Overhead shot of cat eating food

Recall Preparedness 101: Vetting Your Supplier

Get ahead of your risk for recall by working with trusted suppliers who exhibit these three signs of trust.

There are hundreds of potential sourcing partners all over the globe. Duck from France, lamb from Australia, green-lipped clams from New Zealand. Today’s pet parents are asking us to reach to the ends of the earth for ingredients. But after bringing ingredients home and preparing a unique formulation, what can we do to help ensure the final product is safe for our four-legged customers?

Recall preparation begins long before a recall could even occur, before you even have a product. It begins with vetting your suppliers.

When considering partners throughout your pet food manufacturing process, we recommend looking for these three traits to ensure their food safety standards are up to snuff.

1. SQF Certification

It sounds like a subjective term, but through SQF certification, standards for “safe quality food” in the pet food industry are being better defined and enforced. These standards have been further bolstered through the recent implementation of the Food Safety Modernization Act (FSMA), which establishes an industry minimum for food safety. Why is the SQF certification so important? First, it reduces variation in product quality by encouraging manufacturers to build controls into their processes and to prioritize compliance and continuous improvement in their operations. Second, it serves as an indicator to pet food brands, regulators and consumers about how much suppliers and manufacturers have invested into food safety.

The Edition 8 SQF Code, which went into effect in 2018, outlines three levels of SQF certification:

  • Food Safety Fundamentals: This certification is an “entry level” certification for new businesses.
  • Food Safety Code: This certification focuses primarily on meeting industry standard Food Safety requirements.
  • Quality Code: This certification centers on the Food Safety and Food Quality Plan, but takes a harder look at maintaining quality products by focusing on Statistical Process Control to monitor, identify and reduce process variation.

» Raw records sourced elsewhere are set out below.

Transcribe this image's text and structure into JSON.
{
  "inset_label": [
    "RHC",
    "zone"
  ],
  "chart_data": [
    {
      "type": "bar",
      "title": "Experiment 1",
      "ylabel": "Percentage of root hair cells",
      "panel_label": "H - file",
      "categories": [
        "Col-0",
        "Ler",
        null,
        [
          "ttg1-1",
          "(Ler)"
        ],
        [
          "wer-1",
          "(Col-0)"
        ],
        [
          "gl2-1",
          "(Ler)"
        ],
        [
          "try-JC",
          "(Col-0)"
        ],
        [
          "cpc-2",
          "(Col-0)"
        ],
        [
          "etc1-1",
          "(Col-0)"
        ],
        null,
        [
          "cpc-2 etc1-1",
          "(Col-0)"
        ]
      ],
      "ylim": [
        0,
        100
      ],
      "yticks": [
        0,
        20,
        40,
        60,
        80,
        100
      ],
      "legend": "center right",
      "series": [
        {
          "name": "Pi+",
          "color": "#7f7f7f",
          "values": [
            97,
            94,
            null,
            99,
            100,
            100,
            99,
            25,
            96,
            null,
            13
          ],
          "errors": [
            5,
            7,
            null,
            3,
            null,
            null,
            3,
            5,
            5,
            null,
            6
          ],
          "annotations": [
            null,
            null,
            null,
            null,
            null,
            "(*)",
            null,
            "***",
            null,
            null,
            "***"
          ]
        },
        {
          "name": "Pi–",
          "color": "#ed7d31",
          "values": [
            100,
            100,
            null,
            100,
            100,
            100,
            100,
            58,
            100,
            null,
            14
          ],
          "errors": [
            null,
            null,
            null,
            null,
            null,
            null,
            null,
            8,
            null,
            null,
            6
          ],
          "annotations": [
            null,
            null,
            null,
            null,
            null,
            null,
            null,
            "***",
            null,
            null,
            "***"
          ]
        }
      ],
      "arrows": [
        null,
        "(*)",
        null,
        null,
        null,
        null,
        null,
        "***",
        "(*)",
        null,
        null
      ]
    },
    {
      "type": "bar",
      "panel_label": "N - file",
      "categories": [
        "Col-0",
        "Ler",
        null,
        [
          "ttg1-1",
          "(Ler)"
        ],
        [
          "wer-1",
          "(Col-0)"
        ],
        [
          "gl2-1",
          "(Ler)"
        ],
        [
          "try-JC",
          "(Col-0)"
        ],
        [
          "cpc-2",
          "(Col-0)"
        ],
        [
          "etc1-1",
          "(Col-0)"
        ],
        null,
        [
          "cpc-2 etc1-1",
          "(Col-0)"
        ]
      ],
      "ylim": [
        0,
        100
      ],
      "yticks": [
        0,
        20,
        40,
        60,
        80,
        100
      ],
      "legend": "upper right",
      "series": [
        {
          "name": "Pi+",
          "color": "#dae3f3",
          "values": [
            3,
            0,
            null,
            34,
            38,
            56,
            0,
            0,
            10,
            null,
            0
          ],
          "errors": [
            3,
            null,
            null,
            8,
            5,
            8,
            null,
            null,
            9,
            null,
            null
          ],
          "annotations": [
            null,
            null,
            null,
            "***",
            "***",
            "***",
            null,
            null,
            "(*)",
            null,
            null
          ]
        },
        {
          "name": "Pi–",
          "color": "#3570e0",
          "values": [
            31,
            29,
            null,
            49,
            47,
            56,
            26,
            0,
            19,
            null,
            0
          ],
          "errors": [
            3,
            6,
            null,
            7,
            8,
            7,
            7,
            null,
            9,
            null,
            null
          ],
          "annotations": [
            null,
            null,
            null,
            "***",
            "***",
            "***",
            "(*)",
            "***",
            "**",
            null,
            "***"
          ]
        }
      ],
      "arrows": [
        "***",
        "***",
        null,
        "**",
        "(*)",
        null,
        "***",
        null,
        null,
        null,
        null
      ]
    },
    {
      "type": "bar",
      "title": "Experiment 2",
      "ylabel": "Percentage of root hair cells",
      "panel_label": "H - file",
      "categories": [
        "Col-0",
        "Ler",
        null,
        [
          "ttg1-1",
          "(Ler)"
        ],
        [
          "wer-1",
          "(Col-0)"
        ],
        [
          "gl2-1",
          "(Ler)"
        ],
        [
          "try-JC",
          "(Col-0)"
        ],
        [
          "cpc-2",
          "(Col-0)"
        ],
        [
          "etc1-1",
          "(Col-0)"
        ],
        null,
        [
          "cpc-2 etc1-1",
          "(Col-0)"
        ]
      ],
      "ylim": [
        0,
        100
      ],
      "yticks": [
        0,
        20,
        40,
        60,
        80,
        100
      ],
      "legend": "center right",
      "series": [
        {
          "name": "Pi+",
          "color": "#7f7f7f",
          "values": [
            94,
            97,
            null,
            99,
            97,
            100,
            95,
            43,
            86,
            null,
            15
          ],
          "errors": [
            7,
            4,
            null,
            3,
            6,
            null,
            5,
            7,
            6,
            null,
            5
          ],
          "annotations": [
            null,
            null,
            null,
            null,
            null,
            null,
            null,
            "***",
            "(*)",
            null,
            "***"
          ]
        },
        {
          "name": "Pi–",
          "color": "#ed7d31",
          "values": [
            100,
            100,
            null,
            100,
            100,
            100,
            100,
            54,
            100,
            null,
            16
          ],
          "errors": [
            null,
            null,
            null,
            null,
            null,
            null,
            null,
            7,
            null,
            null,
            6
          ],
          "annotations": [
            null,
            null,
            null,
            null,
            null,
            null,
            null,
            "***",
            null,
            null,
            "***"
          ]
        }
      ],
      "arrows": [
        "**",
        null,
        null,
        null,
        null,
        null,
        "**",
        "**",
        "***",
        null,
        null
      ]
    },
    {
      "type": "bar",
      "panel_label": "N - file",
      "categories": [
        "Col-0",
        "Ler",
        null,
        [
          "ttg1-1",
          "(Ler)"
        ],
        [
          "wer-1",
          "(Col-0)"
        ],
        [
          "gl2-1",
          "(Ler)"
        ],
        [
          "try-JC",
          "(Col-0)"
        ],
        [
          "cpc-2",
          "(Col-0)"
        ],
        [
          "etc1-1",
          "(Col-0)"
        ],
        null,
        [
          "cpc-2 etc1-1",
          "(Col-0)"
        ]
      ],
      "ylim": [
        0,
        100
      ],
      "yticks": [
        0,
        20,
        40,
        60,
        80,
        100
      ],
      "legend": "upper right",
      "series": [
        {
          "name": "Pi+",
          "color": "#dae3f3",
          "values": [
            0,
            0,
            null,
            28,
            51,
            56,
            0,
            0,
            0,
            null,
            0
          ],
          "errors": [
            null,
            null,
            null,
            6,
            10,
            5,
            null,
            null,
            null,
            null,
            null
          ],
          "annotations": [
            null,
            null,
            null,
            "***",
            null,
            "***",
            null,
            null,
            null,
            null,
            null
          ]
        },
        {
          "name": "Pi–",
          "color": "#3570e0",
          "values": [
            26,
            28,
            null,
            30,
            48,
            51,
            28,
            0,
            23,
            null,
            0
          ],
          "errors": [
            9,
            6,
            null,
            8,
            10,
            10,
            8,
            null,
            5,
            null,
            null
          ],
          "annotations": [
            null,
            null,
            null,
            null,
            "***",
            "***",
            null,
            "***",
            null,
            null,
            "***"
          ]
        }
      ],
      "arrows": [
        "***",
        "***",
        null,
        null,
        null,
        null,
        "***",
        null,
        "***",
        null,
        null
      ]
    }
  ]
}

Be sure to ask your supplier which level they have achieved and what their plans are for future certification.

2. Audit Results

During the supplier vetting process, one of your first steps should be to request documentation related to previous audits, including details of nonconformance along with any other documentation to show that the supplier has been following the rules of their regulatory or authoritative body (which will vary from country to country).

In addition to audits performed by regulatory or certification bodies, we recommend only working with suppliers whose facility has been audited either by you or a trusted third-party auditor. If selected, the supplier should undergo regular audits at least every 2-3 years to ensure standards continue to be met. Furthermore, an analysis should be conducted to ensure the ingredient you are using contains everything it should contain with no adulterant present. To accomplish this, start with a sample, specification sheet and certificate of analysis for each lot. We recommend obtaining a full moisture-protein-fat-ash breakdown for meat products and/or running an assay for vegetables and grains to view vitamin/mineral makeup.

Auditing both the facility and the product provides some assurance that you have done your due diligence.

3. Robust Food Safety Program

Reputable pet food suppliers and manufacturers should have a formal Food Safety Program. The food safety program should include several components.

  • The supply chain should be managed through several controls to ensure the integrity of the final product, including specs for all ingredients and ongoing supplier verification activities, as previously discussed.
  • From there, the sanitary transportation of the ingredients and finished products should be dictated by established practices that are monitored and verified.
  • Effective prerequisite programs such as cGMPs (Current Good Manufacturing Practices) and SOPs (Standard Operating Procedures) should be in place to comply with FSMA’s Final Rule for Preventive Controls for Animal Food.
  • The manufacturing facility should maintain a HACCP (Hazard Analysis and Critical Control Points)/food safety plan that identifies potential and significant biological, chemical and physical hazards at each step in the process and puts appropriate control measures in place.
  • Both internal and third-party audits should be performed at the facility, with reports available upon request.
  • In addition to checking these boxes, talk to your supplier about the culture at the company. Does the organization have employee training and policies related to food safety? Is quality a prevalent part of the company’s operating philosophy?

When vetting your supplier, it is not enough to rely on reputation or referral alone. Ask the tough questions now, before there is even the potential for a recall — so regulatory authorities won’t have to later.